Editorial guidelines are not the same as a tone of voice document.
The difference between editorial guidelines and tone of voice is quite simple: tone of voice dictates how your brand personality should come across in written communication, while editorial guidelines say how that verbal communication should be written.
What do editorial guidelines include?
Editorial guidelines should cover:
- An explanation of what your brand does
- An explanation of who your audience is
- Your content strategy
- What you want to achieve with your new content (objectives)
- Formatting and style tips
- Preferred words/phrases
- Words/phrases to avoid
- Layout tips (imagery, paragraphing, etc)
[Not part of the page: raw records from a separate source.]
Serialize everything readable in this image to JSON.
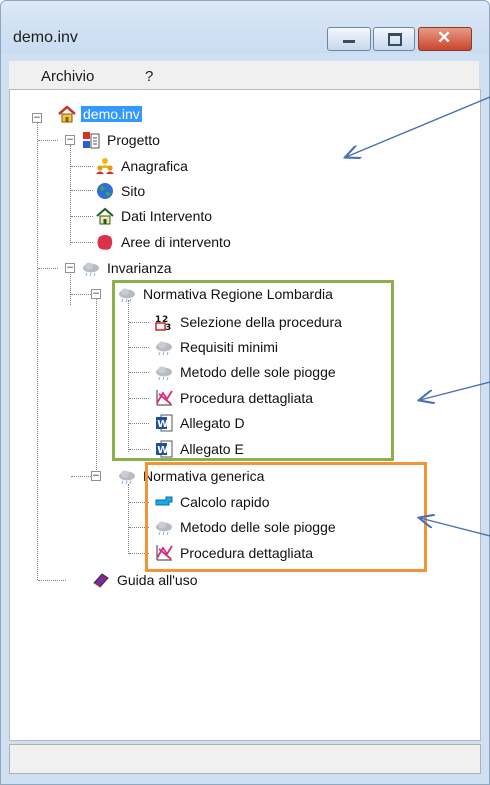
{
  "window": {
    "title": "demo.inv"
  },
  "menu": {
    "items": [
      "Archivio",
      "?"
    ]
  },
  "tree": {
    "root": "demo.inv",
    "progetto": "Progetto",
    "anagrafica": "Anagrafica",
    "sito": "Sito",
    "dati_intervento": "Dati Intervento",
    "aree_intervento": "Aree di intervento",
    "invarianza": "Invarianza",
    "normativa_lombardia": "Normativa Regione Lombardia",
    "selezione_procedura": "Selezione della procedura",
    "requisiti_minimi": "Requisiti minimi",
    "metodo_sole_piogge_1": "Metodo delle sole piogge",
    "procedura_dettagliata_1": "Procedura dettagliata",
    "allegato_d": "Allegato D",
    "allegato_e": "Allegato E",
    "normativa_generica": "Normativa generica",
    "calcolo_rapido": "Calcolo rapido",
    "metodo_sole_piogge_2": "Metodo delle sole piogge",
    "procedura_dettagliata_2": "Procedura dettagliata",
    "guida_uso": "Guida all'uso"
  },
  "colors": {
    "selection": "#3399ff",
    "box_green": "#8cb04a",
    "box_orange": "#f39536",
    "arrow": "#4a6fb5"
  }
}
- Keywords/key phrases to use in the content
- Word count for each piece of content
- Guidance on referencing/attribution
You might also want to get specific with the type of language used, so you might include guidance on:
- Spelling – UK or US English?
- Hyphenation – trouble free or trouble-free?
- Sentence structure – active or passive voice?
- Verb choice
- Adjective choice
Why do you need editorial guidelines?
We can think of four very good reasons:
1. To maintain high editorial standards
To build your brand reputation, you need excellent content. Whether you’re engaging a team of writers to create dozens of landing pages or several blogs a week, editorial guidelines help you set high standards for all your content.
2. To keep your tone of voice consistent
When you’re assigning briefs to multiple writers, you need to make sure they’re sending the right messages, not mixed signals. Editorial guidelines will help you maintain a consistent tone of voice so nothing goes astray.
3. To adapt your content to your target audience
There are some words or phrases that might be inappropriate for your target audience. For example, some phrasal verbs like ‘put off’ might be unsuitable for a B2B brand that’s targeting business leaders, whereas formal verbs like ‘permit’ might sound too rigid for a consumer audience.
4. To avoid misleading your customers
Without editorial guidelines, there’s a risk that your writers might mislead your customers about your products/services.
For example, consider a beauty brand advertising skin cream products.
If someone writes ‘this skin cream will make your skin smoother’, this sets very high expectations for the customer, who will believe that the product ‘will’ make their skin smoother.
However, it would be irresponsible to make a definitive claim like this, as no skin cream is guaranteed to yield the same results for every customer.
Instead, you could write something along the lines of ‘this skin cream can help to promote smoother skin’. This clearly states what the product can do, without giving the customer unrealistic expectations.